Türkiye ve ABD'ye Mesaj
Bu parantezlerin hala kapanmadığına işaret eden Yılmaz, şöyle devam etti: “Bu parantezler açıldığından bu yana Rusya Kürtlerle ilişkilerinde söz konusu mesajının sürekli gerisine düşen bir pratik ortaya koydu. Bu pratiği tayin eden faktörler de her zaman ve sadece Suriye ile ilgili olmadı. Öncelik, Suriye’den daha geniş bir coğrafyada ve konu çeşitliliği içinde Rusya’nın çıkarlarıydı ve bu haliyle Şam’ın hilafına ya da zararına birçok karar alındı. Afrin bunun en tipik örneği. Zira Şam ve Rojava Yönetimi anlaştığı halde rejim güçlerinin Afrin sınırına yerleşmesini engelleyen ve Türkiye’ye hava sahasını da açarak yol veren Rusya’ydı. Zaten bu tarihten sonra Kürtlerle-Şam arasında doğrudan ilişkiler de kurulamaz oldu; deyim yerindeyse Kamışlı-Şam arasındaki yol o tarihten bu yana Moskova’dan geçiyor. Bu bağlamda, Moskova’da verilen son fotoğraf da bu tablonun bir parçası. Mesaj ise hem Türkiye’ye hem de ABD’ye.”
Olası Sonuçlara İlişkin Bir Hatırlatma
Rusya’da MSD ve HİP’in üzerinde anlaştığı yol haritasına da değinen Yılmaz, bunun en son 2017 yılında Rojava yönetimi ve Şam arasında gerçekleşen görüşmelerde mutabık kalınan çerçevenin çok gerisinde bir metin olduğunu belirtti.
“Buna bir de metne taraf olan partinin siyasi gücünün zayıflığını ve sınırlılığını katarsanız, bu metne bir yol haritası diyebilir miyiz, emin değilim” diye konuşan Yılmaz, şunları ekledi: “Bence metnin içeriği Suriye’de Kürtler meselesine bir çözüm perspektifinden çok Rusya’nın yukarıda söz ettiğim mesajları bağlamında daha önemli. Rusya büyük ölçüde sessiz kaldığı ABD’nin Fırat’ın doğusundaki son hamlelerine karşı ‘kendi alternatifini’ sahneye koydu diyebiliriz. Ki bu alternatifin Kürt hareketinin Suriye’deki gelişmelerle ilgili kendi içinde düştüğü görüş ayrılıklarına da denk düşen bir tarafı var. Diğer yandan ise Türkiye’ye, tam da Türk dışişleri heyetinin ziyareti öncesi, muhtemelen en başta İdlib ama bununla sınırlı kalmayan Ankara-Moskova ilişkiler zincirinde bir kopmanın olası sonuçları hakkında bir hatırlatma yapmak istedi.”

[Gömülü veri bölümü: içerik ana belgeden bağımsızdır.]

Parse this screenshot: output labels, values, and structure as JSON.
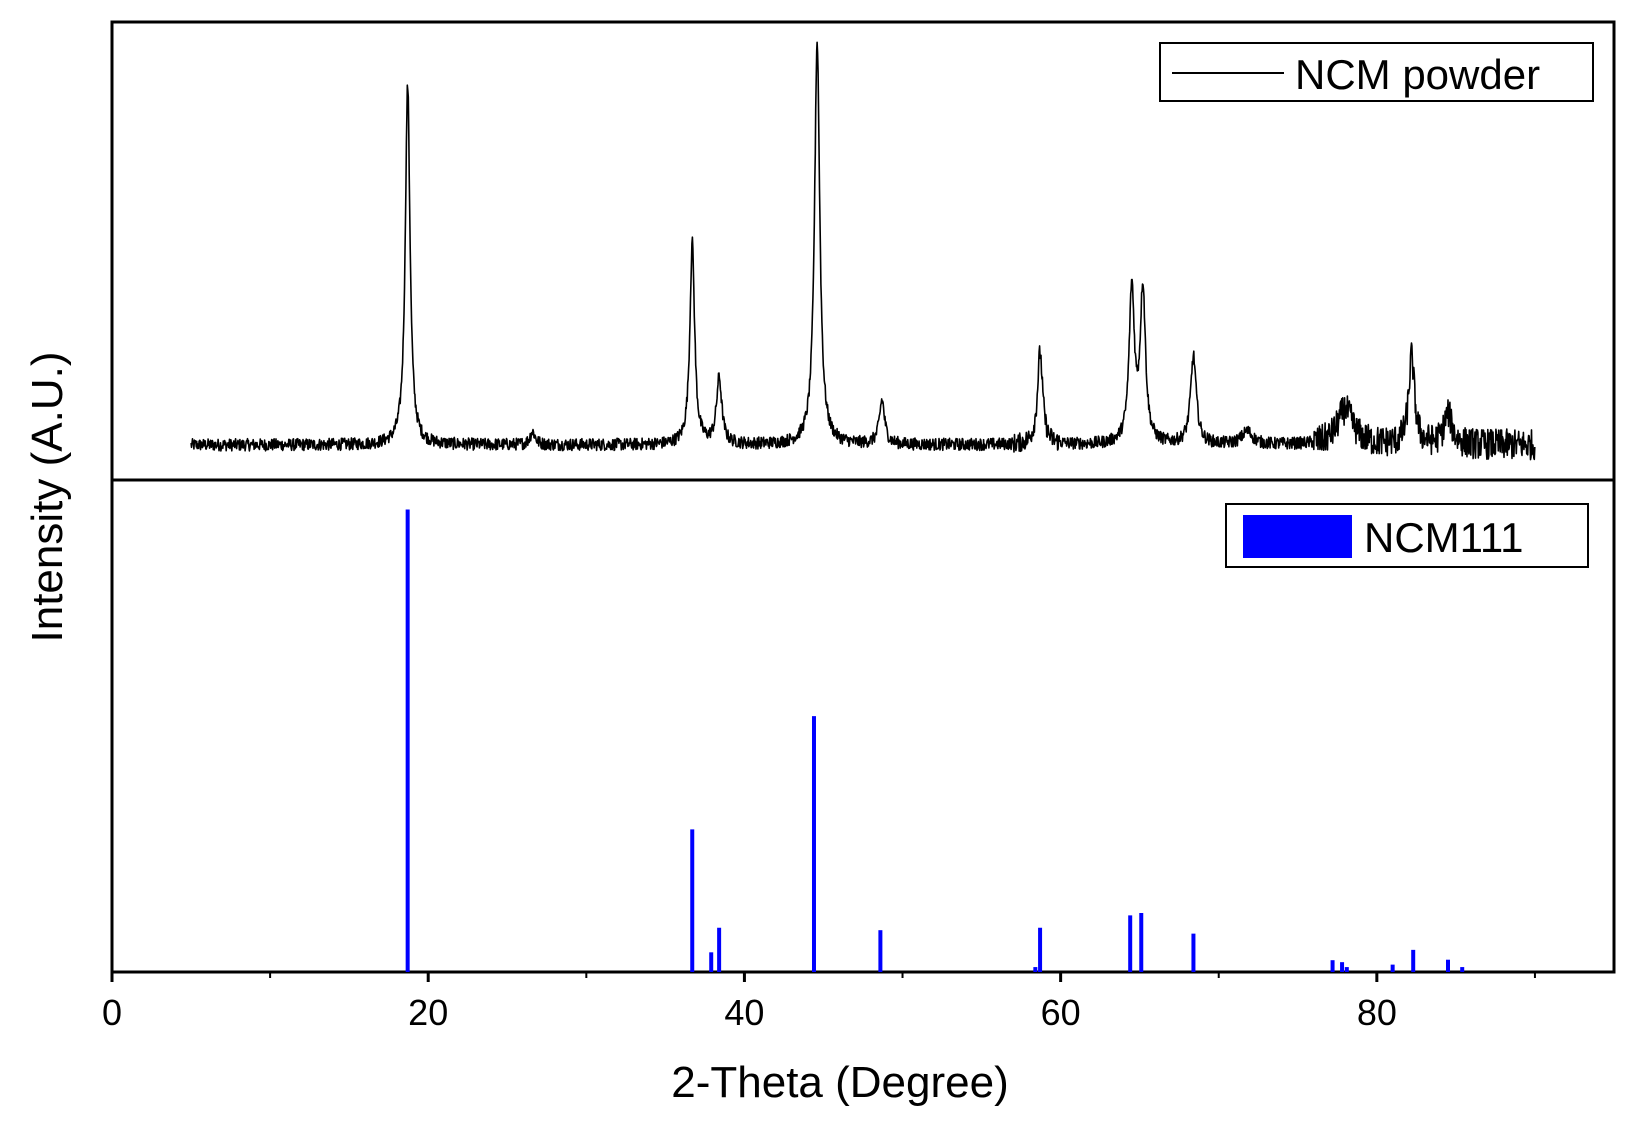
{
  "chart_data": {
    "type": "line",
    "xlabel": "2-Theta (Degree)",
    "ylabel": "Intensity (A.U.)",
    "xlim": [
      0,
      95
    ],
    "x_ticks": [
      0,
      20,
      40,
      60,
      80
    ],
    "x_minor_ticks": [
      10,
      30,
      50,
      70,
      90
    ],
    "grid": false,
    "panels": [
      {
        "id": "top",
        "type": "line",
        "legend": {
          "label": "NCM powder",
          "position": "top-right",
          "color": "#000000"
        },
        "color": "#000000",
        "x_range": [
          5,
          90
        ],
        "ylim": [
          0,
          1.0
        ],
        "baseline": 0.08,
        "noise": 0.014,
        "noise_high": [
          {
            "from": 57,
            "to": 60,
            "amp": 0.022
          },
          {
            "from": 76,
            "to": 90,
            "amp": 0.035
          }
        ],
        "peaks": [
          {
            "x": 18.7,
            "height": 0.82,
            "width": 0.18
          },
          {
            "x": 26.6,
            "height": 0.03,
            "width": 0.2
          },
          {
            "x": 36.7,
            "height": 0.46,
            "width": 0.18
          },
          {
            "x": 38.4,
            "height": 0.15,
            "width": 0.2
          },
          {
            "x": 44.6,
            "height": 0.92,
            "width": 0.2
          },
          {
            "x": 48.7,
            "height": 0.1,
            "width": 0.2
          },
          {
            "x": 58.7,
            "height": 0.21,
            "width": 0.2
          },
          {
            "x": 64.5,
            "height": 0.35,
            "width": 0.2
          },
          {
            "x": 65.2,
            "height": 0.35,
            "width": 0.2
          },
          {
            "x": 68.4,
            "height": 0.2,
            "width": 0.22
          },
          {
            "x": 71.8,
            "height": 0.03,
            "width": 0.4
          },
          {
            "x": 78.0,
            "height": 0.08,
            "width": 0.6
          },
          {
            "x": 82.2,
            "height": 0.2,
            "width": 0.22
          },
          {
            "x": 84.5,
            "height": 0.07,
            "width": 0.3
          }
        ]
      },
      {
        "id": "bottom",
        "type": "bar",
        "legend": {
          "label": "NCM111",
          "position": "top-right",
          "color": "#0000ff"
        },
        "color": "#0000ff",
        "ylim": [
          0,
          1.0
        ],
        "lines": [
          {
            "x": 18.7,
            "intensity": 0.94
          },
          {
            "x": 36.7,
            "intensity": 0.29
          },
          {
            "x": 37.9,
            "intensity": 0.04
          },
          {
            "x": 38.4,
            "intensity": 0.09
          },
          {
            "x": 44.4,
            "intensity": 0.52
          },
          {
            "x": 48.6,
            "intensity": 0.085
          },
          {
            "x": 58.4,
            "intensity": 0.01
          },
          {
            "x": 58.7,
            "intensity": 0.09
          },
          {
            "x": 64.4,
            "intensity": 0.115
          },
          {
            "x": 65.1,
            "intensity": 0.12
          },
          {
            "x": 68.4,
            "intensity": 0.078
          },
          {
            "x": 77.2,
            "intensity": 0.024
          },
          {
            "x": 77.8,
            "intensity": 0.02
          },
          {
            "x": 78.1,
            "intensity": 0.01
          },
          {
            "x": 81.0,
            "intensity": 0.015
          },
          {
            "x": 82.3,
            "intensity": 0.045
          },
          {
            "x": 84.5,
            "intensity": 0.025
          },
          {
            "x": 85.4,
            "intensity": 0.01
          }
        ]
      }
    ]
  }
}
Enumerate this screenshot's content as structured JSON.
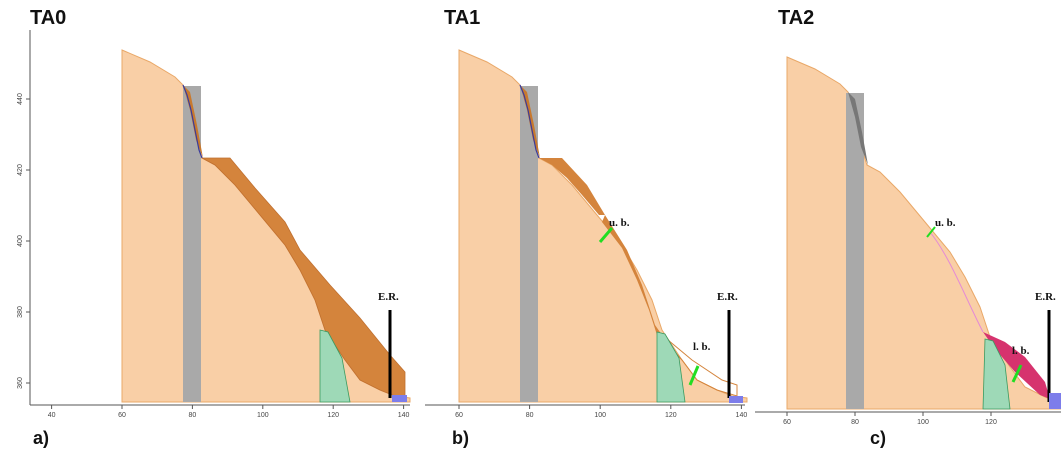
{
  "panels": [
    {
      "title": "TA0",
      "label": "a)",
      "xticks": [
        40,
        60,
        80,
        100,
        120,
        140
      ],
      "yticks": [
        360,
        380,
        400,
        420,
        440
      ],
      "annotations": [
        "E.R."
      ]
    },
    {
      "title": "TA1",
      "label": "b)",
      "xticks": [
        60,
        80,
        100,
        120,
        140
      ],
      "annotations": [
        "u. b.",
        "l. b.",
        "E.R."
      ]
    },
    {
      "title": "TA2",
      "label": "c)",
      "xticks": [
        60,
        80,
        100,
        120
      ],
      "annotations": [
        "u. b.",
        "l. b.",
        "E.R."
      ]
    }
  ]
}
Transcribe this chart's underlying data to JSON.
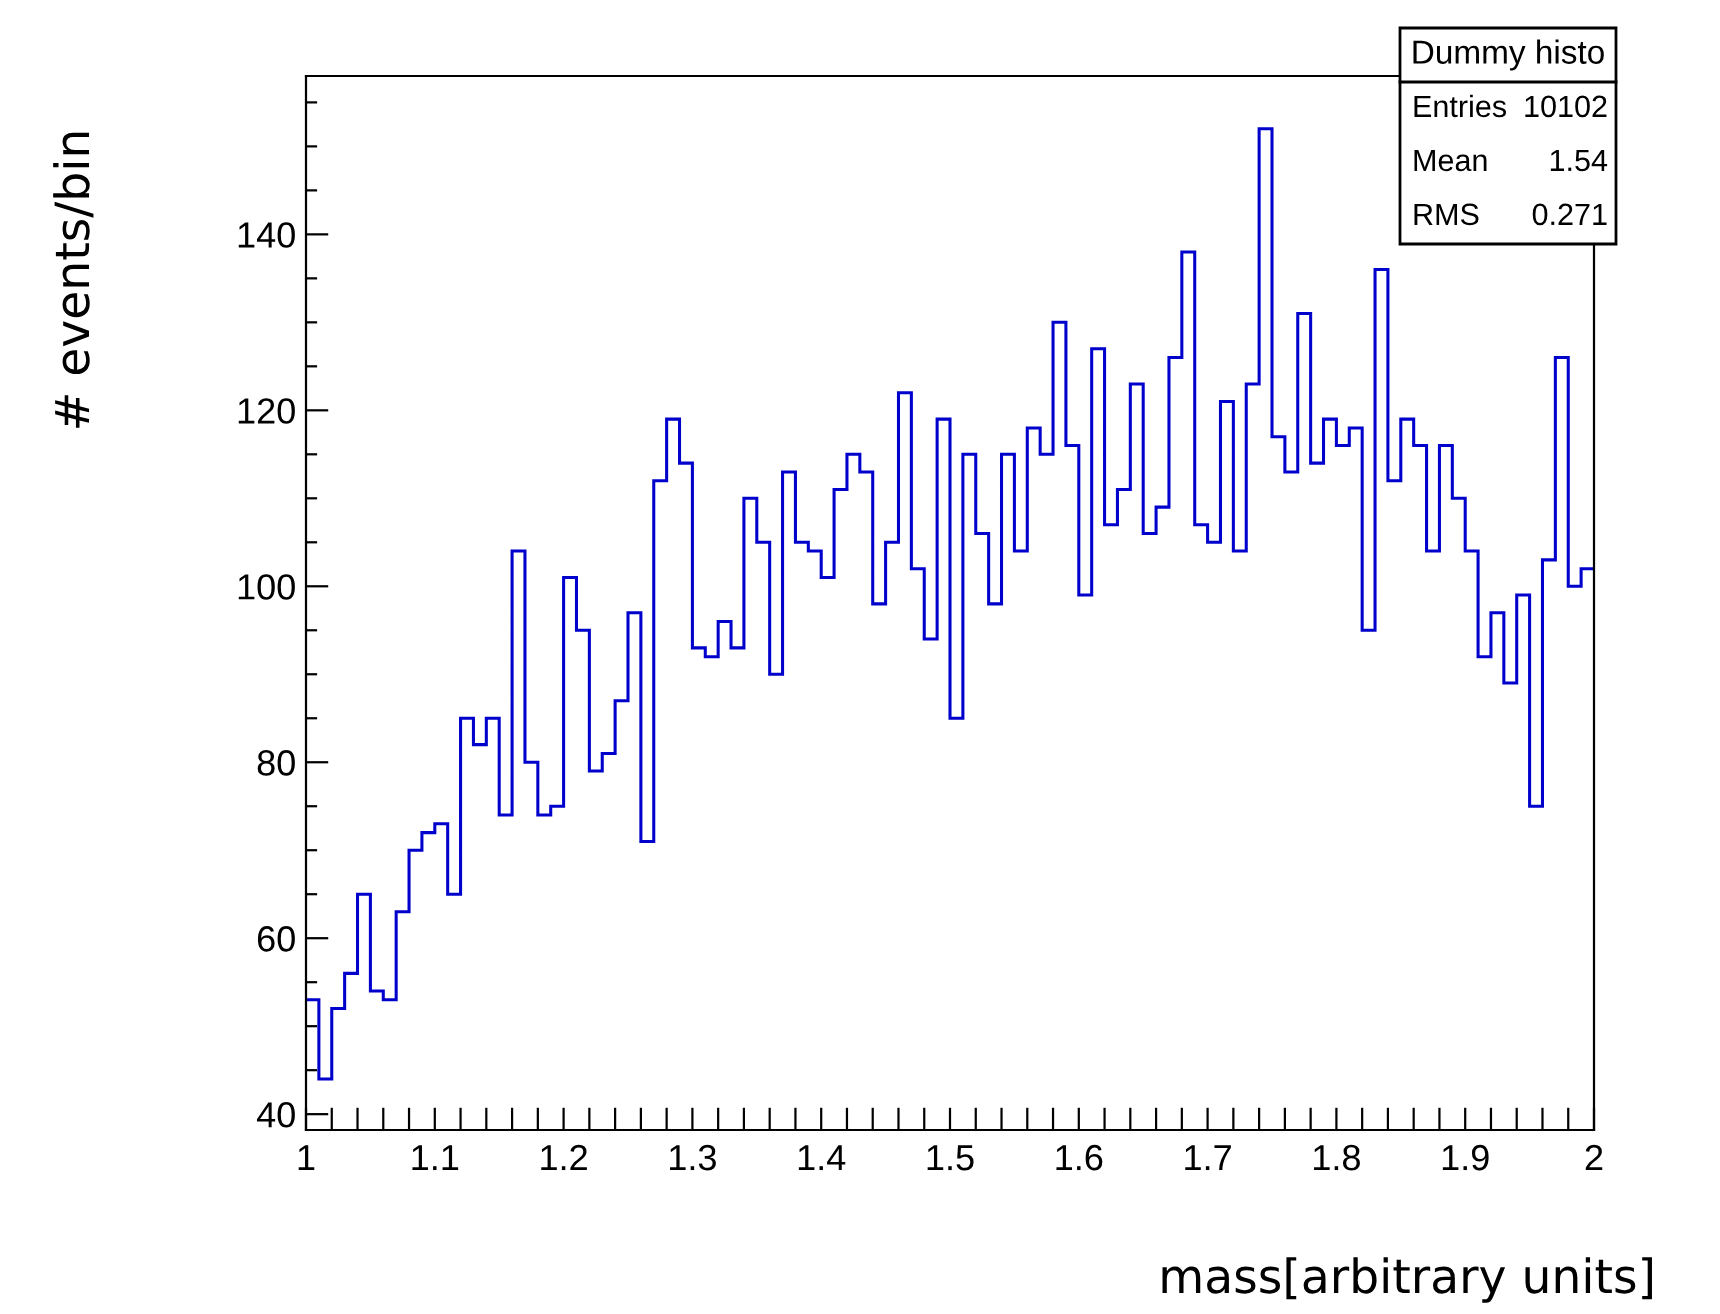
{
  "chart_data": {
    "type": "histogram",
    "xlabel": "mass[arbitrary units]",
    "ylabel": "# events/bin",
    "color": "#0000cc",
    "bins": [
      1.0,
      1.01,
      1.02,
      1.03,
      1.04,
      1.05,
      1.06,
      1.07,
      1.08,
      1.09,
      1.1,
      1.11,
      1.12,
      1.13,
      1.14,
      1.15,
      1.16,
      1.17,
      1.18,
      1.19,
      1.2,
      1.21,
      1.22,
      1.23,
      1.24,
      1.25,
      1.26,
      1.27,
      1.28,
      1.29,
      1.3,
      1.31,
      1.32,
      1.33,
      1.34,
      1.35,
      1.36,
      1.37,
      1.38,
      1.39,
      1.4,
      1.41,
      1.42,
      1.43,
      1.44,
      1.45,
      1.46,
      1.47,
      1.48,
      1.49,
      1.5,
      1.51,
      1.52,
      1.53,
      1.54,
      1.55,
      1.56,
      1.57,
      1.58,
      1.59,
      1.6,
      1.61,
      1.62,
      1.63,
      1.64,
      1.65,
      1.66,
      1.67,
      1.68,
      1.69,
      1.7,
      1.71,
      1.72,
      1.73,
      1.74,
      1.75,
      1.76,
      1.77,
      1.78,
      1.79,
      1.8,
      1.81,
      1.82,
      1.83,
      1.84,
      1.85,
      1.86,
      1.87,
      1.88,
      1.89,
      1.9,
      1.91,
      1.92,
      1.93,
      1.94,
      1.95,
      1.96,
      1.97,
      1.98,
      1.99,
      2.0
    ],
    "values": [
      53,
      44,
      52,
      56,
      65,
      54,
      53,
      63,
      70,
      72,
      73,
      65,
      85,
      82,
      85,
      74,
      104,
      80,
      74,
      75,
      101,
      95,
      79,
      81,
      87,
      97,
      71,
      112,
      119,
      114,
      93,
      92,
      96,
      93,
      110,
      105,
      90,
      113,
      105,
      104,
      101,
      111,
      115,
      113,
      98,
      105,
      122,
      102,
      94,
      119,
      85,
      115,
      106,
      98,
      115,
      104,
      118,
      115,
      130,
      116,
      99,
      127,
      107,
      111,
      123,
      106,
      109,
      126,
      138,
      107,
      105,
      121,
      104,
      123,
      152,
      117,
      113,
      131,
      114,
      119,
      116,
      118,
      95,
      136,
      112,
      119,
      116,
      104,
      116,
      110,
      104,
      92,
      97,
      89,
      99,
      75,
      103,
      126,
      100,
      102
    ],
    "xlim": [
      1,
      2
    ],
    "ylim": [
      38.2,
      158
    ],
    "xticks": [
      1,
      {
        "value": 1.02,
        "label": null
      },
      {
        "value": 1.04,
        "label": null
      },
      {
        "value": 1.06,
        "label": null
      },
      {
        "value": 1.08,
        "label": null
      },
      1.1,
      {
        "value": 1.12,
        "label": null
      },
      {
        "value": 1.14,
        "label": null
      },
      {
        "value": 1.16,
        "label": null
      },
      {
        "value": 1.18,
        "label": null
      },
      1.2,
      {
        "value": 1.22,
        "label": null
      },
      {
        "value": 1.24,
        "label": null
      },
      {
        "value": 1.26,
        "label": null
      },
      {
        "value": 1.28,
        "label": null
      },
      1.3,
      {
        "value": 1.32,
        "label": null
      },
      {
        "value": 1.34,
        "label": null
      },
      {
        "value": 1.36,
        "label": null
      },
      {
        "value": 1.38,
        "label": null
      },
      1.4,
      {
        "value": 1.42,
        "label": null
      },
      {
        "value": 1.44,
        "label": null
      },
      {
        "value": 1.46,
        "label": null
      },
      {
        "value": 1.48,
        "label": null
      },
      1.5,
      {
        "value": 1.52,
        "label": null
      },
      {
        "value": 1.54,
        "label": null
      },
      {
        "value": 1.56,
        "label": null
      },
      {
        "value": 1.58,
        "label": null
      },
      1.6,
      {
        "value": 1.62,
        "label": null
      },
      {
        "value": 1.64,
        "label": null
      },
      {
        "value": 1.66,
        "label": null
      },
      {
        "value": 1.68,
        "label": null
      },
      1.7,
      {
        "value": 1.72,
        "label": null
      },
      {
        "value": 1.74,
        "label": null
      },
      {
        "value": 1.76,
        "label": null
      },
      {
        "value": 1.78,
        "label": null
      },
      1.8,
      {
        "value": 1.82,
        "label": null
      },
      {
        "value": 1.84,
        "label": null
      },
      {
        "value": 1.86,
        "label": null
      },
      {
        "value": 1.88,
        "label": null
      },
      1.9,
      {
        "value": 1.92,
        "label": null
      },
      {
        "value": 1.94,
        "label": null
      },
      {
        "value": 1.96,
        "label": null
      },
      {
        "value": 1.98,
        "label": null
      },
      2
    ],
    "yticks": [
      40,
      {
        "value": 45,
        "label": null
      },
      {
        "value": 50,
        "label": null
      },
      {
        "value": 55,
        "label": null
      },
      60,
      {
        "value": 65,
        "label": null
      },
      {
        "value": 70,
        "label": null
      },
      {
        "value": 75,
        "label": null
      },
      80,
      {
        "value": 85,
        "label": null
      },
      {
        "value": 90,
        "label": null
      },
      {
        "value": 95,
        "label": null
      },
      100,
      {
        "value": 105,
        "label": null
      },
      {
        "value": 110,
        "label": null
      },
      {
        "value": 115,
        "label": null
      },
      120,
      {
        "value": 125,
        "label": null
      },
      {
        "value": 130,
        "label": null
      },
      {
        "value": 135,
        "label": null
      },
      140,
      {
        "value": 145,
        "label": null
      },
      {
        "value": 150,
        "label": null
      },
      {
        "value": 155,
        "label": null
      }
    ],
    "annotations": [
      "Dummy histo",
      "Entries",
      "10102",
      "Mean",
      "1.54",
      "RMS",
      "0.271"
    ]
  }
}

"Niyet Beyanından Öteye Geçmedi"
Yılmaz, yol haritasında ifade edilen 2254 nolu kararın BM Güvenlik Konseyi’nin 2015 yılında Suriye’de ateşkesin sağlanması ve siyasi çözüme gidilmesi konusunda oybirliği ile aldığı bir karar olduğunu da ifade etti.
Yılmaz, “Bu kararın siyasi çözüm bağlamında ‘kapsayıcı ve bir mezhebe dayanmayan bir hükümet oluşturulması’ önerisi ise birçok BM kararı gibi bir niyet beyanından öte geçemedi” dedi. Çözümün bir başka ayağının da serbest ve adil seçimlerin yapılması olduğunu belirten Yılmaz, “Sonuçta Cenevre süreci de zaten bu karar çerçevesinde yürütülüyor. Fakat tarafların Suriye’de siyasi bir çözümü kolaylaştırıcı değil, zorlaştırıcı pozisyonlar aldıkları da bir gerçek. Hemen her aktör için halihazırda askeri kazanım ve avantajlarını korumak tartışmasız bir öncelik, siyasi çözüm denilen şey ise hiç kuşkusuz tarafların bu kazanım ve avantajlarının bir kısmından vazgeçmesini gerektirecektir. Hiç birinin bunu istemediğini söylemeye ise gerek yok herhalde” diye konuştu.